La noticia corrió a toda velocidad por la aldea y los vecinos fueron a felicitar al anciano labrador y a su hijo. Era una gran suerte que ese bello y joven rocín salvaje fuera a parar a su establo. Era en verdad un animal que costaría mucho dinero si tuviera que ser comprado. Pero ahí estaba, en el establo, saciando tranquilamente su hambre y sed.
Cuando los vecinos del anciano labrador se acercaron para felicitarle por tal regalo inesperado de la vida, el labrador les replicó: “¿Buena suerte? ¿Mala suerte? ¡Quién sabe!”. Y no entendieron…
Pero sucedió que, al dia siguiente, el caballo ya saciado, al ser ágil y fuerte como pocos, logró saltar la valla de un brinco y regresó a las montañas. Cuando los vecinos del anciano labrador se acercaron para condolerse con él y lamentar su desgracia, éste les replicó: “¿Mala suerte? ¿Buena suerte? ¡Quién sabe!”. Y volvieron a no entender…
Una semana después, el joven y fuerte caballo regresó de las montañas trayendo consigo una caballada inmensa y llevándoles, uno a uno, a ese establo donde sabía que encontraría alimento y agua para todos los suyos. Hembras jóvenes en edad de procrear, potros de todos los colores, más de cuarenta ejemplares seguían al corcel que una semana antes había saciado su sed y apetito en el establo del anciano labrador. ¡Los vecinos no lo podían creer! De repente, el anciano labrador se volvía rico de la manera más inesperada. Su patrimonio crecía por fruto de un azar generoso con él y su familia. Entonces los vecinos felicitaron al labrador por su extraordinaria buena suerte. Pero éste, de nuevo les respondió: “¿Buena suerte? ¿Mala suerte? ¡Quién sabe!”. Y los vecinos, ahora sí, pensaron que el anciano no estaba bien de la cabeza. Era indudable que tener, de repente y por azar, más de cuarenta caballos en el establo de casa sin pagar un céntimo por ellos, solo podía ser buena suerte.
Pero al día siguiente, el hijo del labrador intentó domar precisamente al guía de todos los caballos salvajes, aquél que había llegado la primera vez, huído al día siguiente, y llevado de nuevo a toda su parada hacia el establo. Si le domaba, ninguna yegua ni potro escaparían del establo. Teniendo al jefe de la manada bajo control, no había riesgo de pérdida. Pero ese corcel no se andaba con chiquitas, y cuando el joven lo montó para dominarlo, el animal se encabritó y lo pateó, haciendo que cayera al suelo y recibiera tantas patadas que el resultado fue la rotura de huesos de brazos, manos, pies y piernas del muchacho. Naturalmente, todo el mundo consideró aquello como una verdadera desgracia. No así el labrador, quien se limitó a decir: “¿Mala suerte? ¿Buena suerte? ¡Quién sabe!”. A lo que los vecinos ya no supieron qué responder.

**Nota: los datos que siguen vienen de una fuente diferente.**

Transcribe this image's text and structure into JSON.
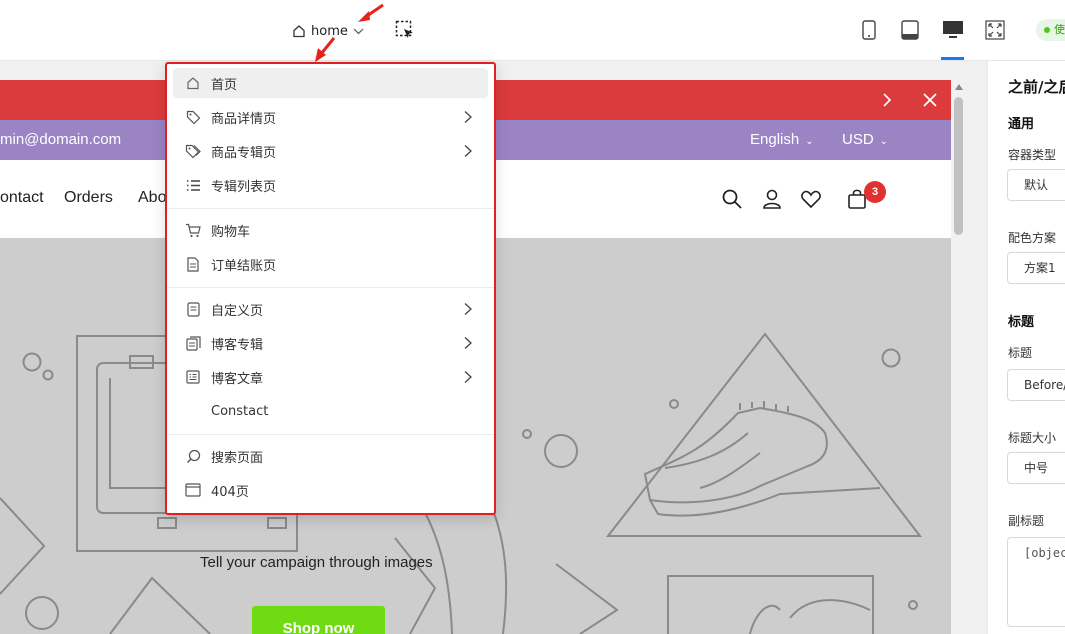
{
  "topbar": {
    "page_select_label": "home",
    "status_label": "使",
    "devices": [
      "mobile-icon",
      "tablet-icon",
      "desktop-icon",
      "fullscreen-icon"
    ],
    "active_device": "desktop-icon"
  },
  "store": {
    "email": "min@domain.com",
    "language": "English",
    "currency": "USD",
    "nav_links": [
      "ontact",
      "Orders",
      "Abo"
    ],
    "cart_count": "3",
    "hero_text": "Tell your campaign through images",
    "hero_button": "Shop now",
    "colors": {
      "announcement": "#db3b3d",
      "subbar": "#9b84c4",
      "hero_bg": "#cdcdcd",
      "button": "#6fdc13"
    }
  },
  "dropdown": {
    "items": [
      {
        "label": "首页",
        "icon": "home-icon",
        "submenu": false
      },
      {
        "label": "商品详情页",
        "icon": "tag-icon",
        "submenu": true
      },
      {
        "label": "商品专辑页",
        "icon": "tags-icon",
        "submenu": true
      },
      {
        "label": "专辑列表页",
        "icon": "list-icon",
        "submenu": false
      },
      {
        "label": "购物车",
        "icon": "cart-icon",
        "submenu": false
      },
      {
        "label": "订单结账页",
        "icon": "document-icon",
        "submenu": false
      },
      {
        "label": "自定义页",
        "icon": "page-icon",
        "submenu": true
      },
      {
        "label": "博客专辑",
        "icon": "copy-icon",
        "submenu": true
      },
      {
        "label": "博客文章",
        "icon": "article-icon",
        "submenu": true
      },
      {
        "label": "Constact",
        "icon": "",
        "submenu": false
      },
      {
        "label": "搜索页面",
        "icon": "search-icon",
        "submenu": false
      },
      {
        "label": "404页",
        "icon": "window-icon",
        "submenu": false
      }
    ],
    "active_item": "首页"
  },
  "panel": {
    "title": "之前/之后",
    "section_general": "通用",
    "container_type_label": "容器类型",
    "container_type_value": "默认",
    "color_scheme_label": "配色方案",
    "color_scheme_value": "方案1",
    "section_heading": "标题",
    "heading_label": "标题",
    "heading_value": "Before/After",
    "heading_size_label": "标题大小",
    "heading_size_value": "中号",
    "subheading_label": "副标题",
    "subheading_value": "[object Object]"
  }
}
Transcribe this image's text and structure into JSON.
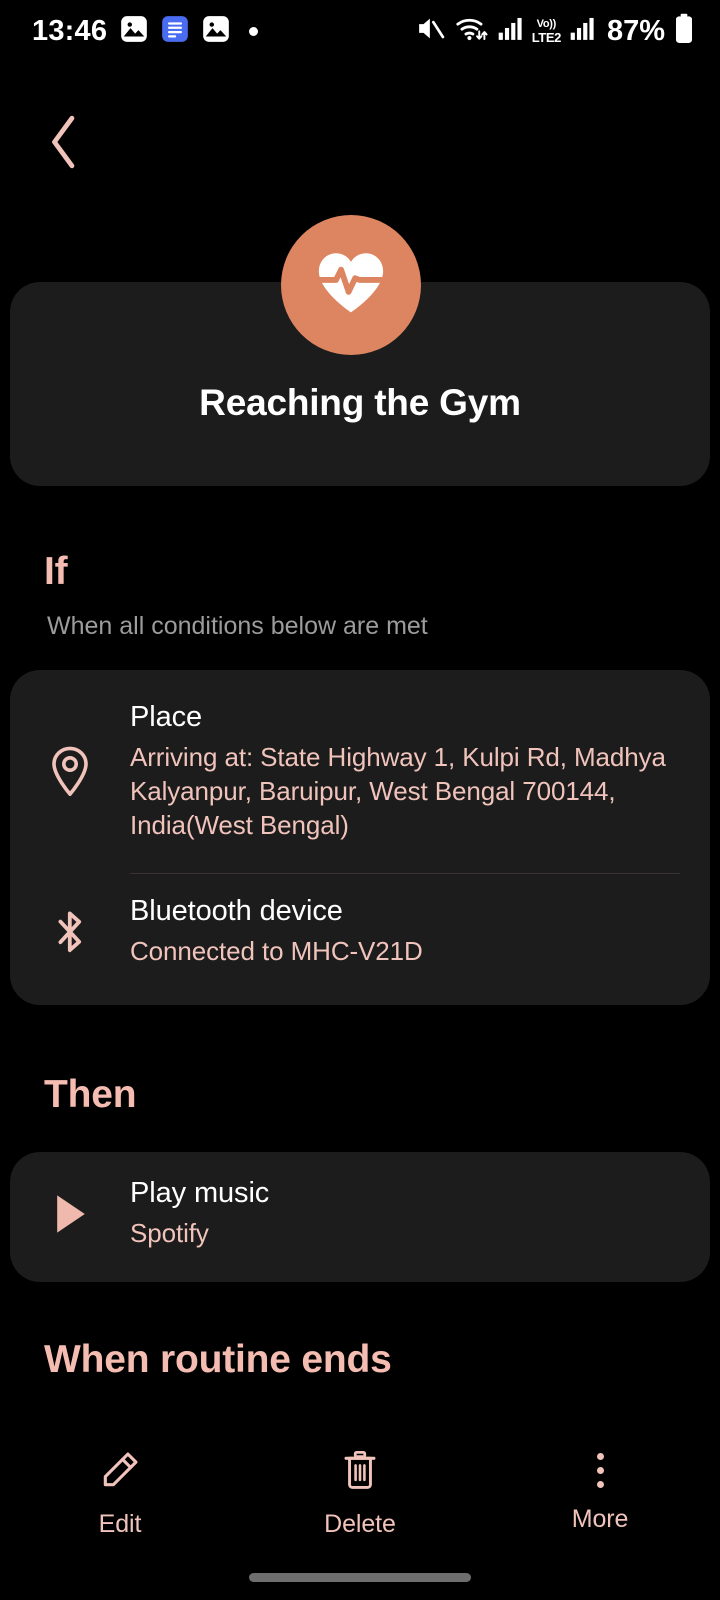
{
  "status_bar": {
    "time": "13:46",
    "left_icons": [
      "image-icon",
      "document-icon",
      "image-icon",
      "dot-indicator"
    ],
    "right_icons": [
      "mute-icon",
      "wifi-icon",
      "signal-icon",
      "volte-icon",
      "signal-icon",
      "battery-icon"
    ],
    "volte_top": "Vo))",
    "volte_bottom": "LTE2",
    "battery_percent": "87%"
  },
  "nav": {
    "back_icon": "chevron-left-icon"
  },
  "header": {
    "avatar_icon": "heart-pulse-icon",
    "title": "Reaching the Gym",
    "accent_color": "#dd8560"
  },
  "sections": {
    "if": {
      "title": "If",
      "subtitle": "When all conditions below are met",
      "conditions": [
        {
          "icon": "location-pin-icon",
          "title": "Place",
          "description": "Arriving at: State Highway 1, Kulpi Rd, Madhya Kalyanpur, Baruipur, West Bengal 700144, India(West Bengal)"
        },
        {
          "icon": "bluetooth-icon",
          "title": "Bluetooth device",
          "description": "Connected to MHC-V21D"
        }
      ]
    },
    "then": {
      "title": "Then",
      "actions": [
        {
          "icon": "play-icon",
          "title": "Play music",
          "description": "Spotify"
        }
      ]
    },
    "when_routine_ends": {
      "title": "When routine ends"
    }
  },
  "bottom_bar": {
    "items": [
      {
        "icon": "pencil-icon",
        "label": "Edit"
      },
      {
        "icon": "trash-icon",
        "label": "Delete"
      },
      {
        "icon": "more-vertical-icon",
        "label": "More"
      }
    ]
  },
  "theme": {
    "background": "#000000",
    "card_background": "#1c1c1c",
    "accent_pink": "#f5bdb2",
    "text_pink": "#f0c3bb",
    "muted_text": "#9c9c9c"
  }
}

Y es que, unas semanas más tarde, el ejército entró en el poblado y fueron reclutados todos los jóvenes que se encontraban en buenas condiciones. Pero cuando vieron al hijo del labrador en tan mal estado, le dejaron tranquilo, y siguieron su camino. Los vecinos que quedaron en la aldea, padres y abuelos de decenas de jóvenes que partieron ese mismo día a la guerra, fueron a ver al anciano labrador y a su hijo, y a expresarles la enorme buena suerte que había tenido el joven al no tener que partir hacia una guerra que, con mucha probabilidad, acabaría con la vida de muchos de sus amigos. A lo que el longevo sabio respondió: «¿Buena suerte? ¿Mala suerte? ¡Quién sabe!.